The unique features of synchrotron radiation have many applications: they assist in the development of new materials, track the course of chemical reactions and make it possible to conduct experiments useful for the development of nanotechnology, microbiology, medicine, pharmacology and many other fields of science and technology.
"Research on the SOLARIS synchrotron opens up entirely new possibilities, so it is no wonder that many research groups from Poland and throughout the world apply for beamtime here.
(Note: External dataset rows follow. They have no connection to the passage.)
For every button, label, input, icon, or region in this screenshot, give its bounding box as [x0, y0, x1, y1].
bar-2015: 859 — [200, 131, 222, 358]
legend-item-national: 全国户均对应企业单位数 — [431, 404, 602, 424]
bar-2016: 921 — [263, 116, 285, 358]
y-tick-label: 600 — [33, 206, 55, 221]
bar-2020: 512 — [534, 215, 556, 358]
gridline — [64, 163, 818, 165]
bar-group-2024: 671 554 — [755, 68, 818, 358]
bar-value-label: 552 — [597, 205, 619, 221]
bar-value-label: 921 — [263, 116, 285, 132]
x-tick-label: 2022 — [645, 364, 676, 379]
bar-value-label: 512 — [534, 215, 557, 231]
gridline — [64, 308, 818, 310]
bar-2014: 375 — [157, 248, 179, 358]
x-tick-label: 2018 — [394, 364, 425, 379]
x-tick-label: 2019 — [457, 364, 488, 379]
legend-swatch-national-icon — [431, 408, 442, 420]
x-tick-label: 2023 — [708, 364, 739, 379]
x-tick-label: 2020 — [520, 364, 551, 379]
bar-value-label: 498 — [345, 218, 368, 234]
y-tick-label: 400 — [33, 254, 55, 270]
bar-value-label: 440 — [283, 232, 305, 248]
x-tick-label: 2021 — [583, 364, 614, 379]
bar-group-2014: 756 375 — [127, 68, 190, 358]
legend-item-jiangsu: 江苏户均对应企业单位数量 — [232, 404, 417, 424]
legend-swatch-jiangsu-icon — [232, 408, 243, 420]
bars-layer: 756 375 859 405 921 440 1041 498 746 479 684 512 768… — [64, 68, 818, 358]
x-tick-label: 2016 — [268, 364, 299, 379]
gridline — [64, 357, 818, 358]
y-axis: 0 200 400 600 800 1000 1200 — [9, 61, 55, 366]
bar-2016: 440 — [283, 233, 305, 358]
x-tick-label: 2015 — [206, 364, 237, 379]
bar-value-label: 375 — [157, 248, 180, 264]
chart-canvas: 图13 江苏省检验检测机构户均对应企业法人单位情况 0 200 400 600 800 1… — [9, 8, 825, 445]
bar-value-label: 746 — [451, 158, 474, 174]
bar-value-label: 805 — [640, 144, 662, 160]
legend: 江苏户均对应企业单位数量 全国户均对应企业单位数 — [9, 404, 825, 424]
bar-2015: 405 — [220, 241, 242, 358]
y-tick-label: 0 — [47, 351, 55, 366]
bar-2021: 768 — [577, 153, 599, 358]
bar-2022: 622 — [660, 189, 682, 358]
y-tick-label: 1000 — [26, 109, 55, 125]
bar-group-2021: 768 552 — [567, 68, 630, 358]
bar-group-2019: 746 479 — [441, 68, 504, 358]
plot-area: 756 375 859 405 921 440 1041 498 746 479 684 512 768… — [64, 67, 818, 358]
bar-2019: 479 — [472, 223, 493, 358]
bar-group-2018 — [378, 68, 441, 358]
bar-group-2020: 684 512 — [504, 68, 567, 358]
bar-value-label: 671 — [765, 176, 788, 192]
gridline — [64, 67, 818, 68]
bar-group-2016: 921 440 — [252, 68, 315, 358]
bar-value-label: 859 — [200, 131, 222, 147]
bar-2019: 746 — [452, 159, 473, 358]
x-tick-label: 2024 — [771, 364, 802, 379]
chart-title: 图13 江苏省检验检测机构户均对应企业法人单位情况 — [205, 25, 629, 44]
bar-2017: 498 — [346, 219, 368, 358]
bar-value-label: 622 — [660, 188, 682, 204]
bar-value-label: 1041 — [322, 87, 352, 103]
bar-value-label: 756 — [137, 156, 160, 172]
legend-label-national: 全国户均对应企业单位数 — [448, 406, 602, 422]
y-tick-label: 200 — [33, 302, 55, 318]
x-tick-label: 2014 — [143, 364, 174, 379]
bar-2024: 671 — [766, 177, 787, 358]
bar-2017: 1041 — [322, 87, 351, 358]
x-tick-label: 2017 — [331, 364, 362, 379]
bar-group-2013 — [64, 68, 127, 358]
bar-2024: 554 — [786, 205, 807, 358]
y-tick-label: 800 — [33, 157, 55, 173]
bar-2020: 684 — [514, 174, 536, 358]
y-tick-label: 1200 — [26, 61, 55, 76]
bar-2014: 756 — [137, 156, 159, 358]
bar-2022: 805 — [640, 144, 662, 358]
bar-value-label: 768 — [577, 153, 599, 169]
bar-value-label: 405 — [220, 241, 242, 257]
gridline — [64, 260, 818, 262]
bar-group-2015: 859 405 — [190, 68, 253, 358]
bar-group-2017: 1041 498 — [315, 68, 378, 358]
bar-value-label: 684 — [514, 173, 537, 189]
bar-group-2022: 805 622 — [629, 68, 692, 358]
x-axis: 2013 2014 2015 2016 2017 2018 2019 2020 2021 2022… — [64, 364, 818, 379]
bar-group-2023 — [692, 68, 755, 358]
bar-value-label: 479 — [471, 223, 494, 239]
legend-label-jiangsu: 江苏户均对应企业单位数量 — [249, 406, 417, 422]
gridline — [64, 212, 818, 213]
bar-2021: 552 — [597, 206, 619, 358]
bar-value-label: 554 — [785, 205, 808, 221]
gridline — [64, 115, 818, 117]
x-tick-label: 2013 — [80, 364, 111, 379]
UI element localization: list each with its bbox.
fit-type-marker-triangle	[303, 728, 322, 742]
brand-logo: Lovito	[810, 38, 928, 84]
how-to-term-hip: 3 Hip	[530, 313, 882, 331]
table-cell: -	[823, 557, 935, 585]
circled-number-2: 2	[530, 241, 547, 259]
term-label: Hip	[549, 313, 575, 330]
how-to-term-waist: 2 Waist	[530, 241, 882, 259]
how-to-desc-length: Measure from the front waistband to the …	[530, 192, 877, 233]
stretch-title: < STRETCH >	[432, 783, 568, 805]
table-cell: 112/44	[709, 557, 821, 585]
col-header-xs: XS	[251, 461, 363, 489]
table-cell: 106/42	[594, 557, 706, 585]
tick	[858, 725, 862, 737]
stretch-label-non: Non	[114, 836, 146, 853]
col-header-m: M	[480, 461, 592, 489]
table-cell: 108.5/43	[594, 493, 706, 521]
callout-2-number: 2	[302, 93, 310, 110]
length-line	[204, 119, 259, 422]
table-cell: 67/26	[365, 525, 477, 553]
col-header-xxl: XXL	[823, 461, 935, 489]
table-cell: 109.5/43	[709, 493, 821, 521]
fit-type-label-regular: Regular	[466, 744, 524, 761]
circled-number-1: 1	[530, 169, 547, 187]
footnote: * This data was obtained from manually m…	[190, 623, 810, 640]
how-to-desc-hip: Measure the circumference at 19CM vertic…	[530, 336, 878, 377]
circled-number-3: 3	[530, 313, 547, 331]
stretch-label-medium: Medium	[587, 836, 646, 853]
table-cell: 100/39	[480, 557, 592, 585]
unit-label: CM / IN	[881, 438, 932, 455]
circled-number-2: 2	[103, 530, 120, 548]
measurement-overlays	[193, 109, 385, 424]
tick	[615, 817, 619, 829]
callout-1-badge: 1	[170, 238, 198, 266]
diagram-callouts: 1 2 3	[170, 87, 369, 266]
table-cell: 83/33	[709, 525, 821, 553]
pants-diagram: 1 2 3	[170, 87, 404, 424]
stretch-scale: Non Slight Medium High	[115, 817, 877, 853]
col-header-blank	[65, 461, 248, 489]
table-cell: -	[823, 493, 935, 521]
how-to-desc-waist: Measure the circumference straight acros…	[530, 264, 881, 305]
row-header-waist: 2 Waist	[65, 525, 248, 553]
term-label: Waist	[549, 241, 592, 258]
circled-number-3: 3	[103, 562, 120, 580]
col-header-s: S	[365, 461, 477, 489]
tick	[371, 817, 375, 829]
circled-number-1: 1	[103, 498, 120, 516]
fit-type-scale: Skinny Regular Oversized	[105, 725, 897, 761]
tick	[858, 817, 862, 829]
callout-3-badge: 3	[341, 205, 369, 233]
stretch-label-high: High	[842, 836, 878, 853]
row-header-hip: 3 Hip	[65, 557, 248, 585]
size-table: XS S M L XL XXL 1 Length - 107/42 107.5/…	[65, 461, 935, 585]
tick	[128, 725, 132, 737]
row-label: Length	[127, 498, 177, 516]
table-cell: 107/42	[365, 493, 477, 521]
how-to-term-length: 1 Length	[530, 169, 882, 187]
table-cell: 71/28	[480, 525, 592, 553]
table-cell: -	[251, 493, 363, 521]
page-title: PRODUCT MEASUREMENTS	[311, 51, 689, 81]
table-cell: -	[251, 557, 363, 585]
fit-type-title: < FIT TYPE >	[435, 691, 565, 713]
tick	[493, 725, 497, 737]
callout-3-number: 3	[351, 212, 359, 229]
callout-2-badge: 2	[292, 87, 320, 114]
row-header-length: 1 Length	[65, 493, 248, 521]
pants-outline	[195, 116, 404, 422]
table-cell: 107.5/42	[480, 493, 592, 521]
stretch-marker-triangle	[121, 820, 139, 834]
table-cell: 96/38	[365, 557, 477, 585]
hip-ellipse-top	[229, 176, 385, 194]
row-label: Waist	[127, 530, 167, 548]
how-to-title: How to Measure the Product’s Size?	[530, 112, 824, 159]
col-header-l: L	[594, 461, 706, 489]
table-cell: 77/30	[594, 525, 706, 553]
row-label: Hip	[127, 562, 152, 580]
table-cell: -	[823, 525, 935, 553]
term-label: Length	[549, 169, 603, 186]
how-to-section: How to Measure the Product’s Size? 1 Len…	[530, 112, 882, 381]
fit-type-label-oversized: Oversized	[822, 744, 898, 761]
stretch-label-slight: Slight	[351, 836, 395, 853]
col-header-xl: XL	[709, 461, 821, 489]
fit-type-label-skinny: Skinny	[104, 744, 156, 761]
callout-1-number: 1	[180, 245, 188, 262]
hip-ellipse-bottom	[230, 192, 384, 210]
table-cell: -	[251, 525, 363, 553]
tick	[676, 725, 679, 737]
Although our Institute - just like the SOLARIS synchrotron - is located in Cracow, like everyone we competed in terms of research quality for beamtime at the appropriate measurement station," says Prof. Wojciech M. Kwiatek, head of the Division of Interdisciplinary Research at the IFJ PAN and President of the Polish Synchrotron Radiation Society. Prof. Kwiatek notes that in an era of travel restrictions caused by the development of the pandemic, the possibility of conducting advanced physical examinations practically on site is a huge advantage.
Researchers from the IFJ PAN conducted their latest measurements, co-financed by the Polish National Science Centre, at the XAS experimental station. It records how X-rays are absorbed by the surface layers of titanium samples previously produced at the Institute under carefully controlled conditions.
"We focused on observations of the changes in the electronic structure of the surface layers of samples depending on changes in temperature and progress of the oxidation process. For this purpose, we heated titanium discs at different temperatures and ambient atmospheres. After being transported to the synchrotron experimental station, the samples were illuminated with synchrotron radiation, i.e. X-rays. Since the properties of synchrotron radiation are well known, we were able to use it to precisely determine the structure of unoccupied electronic states of titanium atoms and on this basis make conclusions about changes in the structure of the material," says PhD student Klaudia Wojtaszek (IFJ PAN), the first author of the article published in the Journal of Physical Chemistry A.
Titanium dioxide occurs in three polymorphic forms, characterized by different crystallographic structures. The most popular is rutile, a mineral that is common in many rocks (the other varieties are anatase and brookite). Research on the SOLARIS synchrotron allowed the physicists from Cracow to precisely recreate the process of forming the rutile phase. It turned out that it is formed at lower temperatures than previously thought.
"Our research provides fundamental knowledge about the structure of the material. However, this structure is closely related to the physico-chemical properties of the titanium dioxide surface. Potentially, our results can therefore be used, for example, to optimize the surface characteristics of medical implants," concludes Dr. Anna Wach, who was responsible for the conduction of experiment at SOLARIS synchrotron.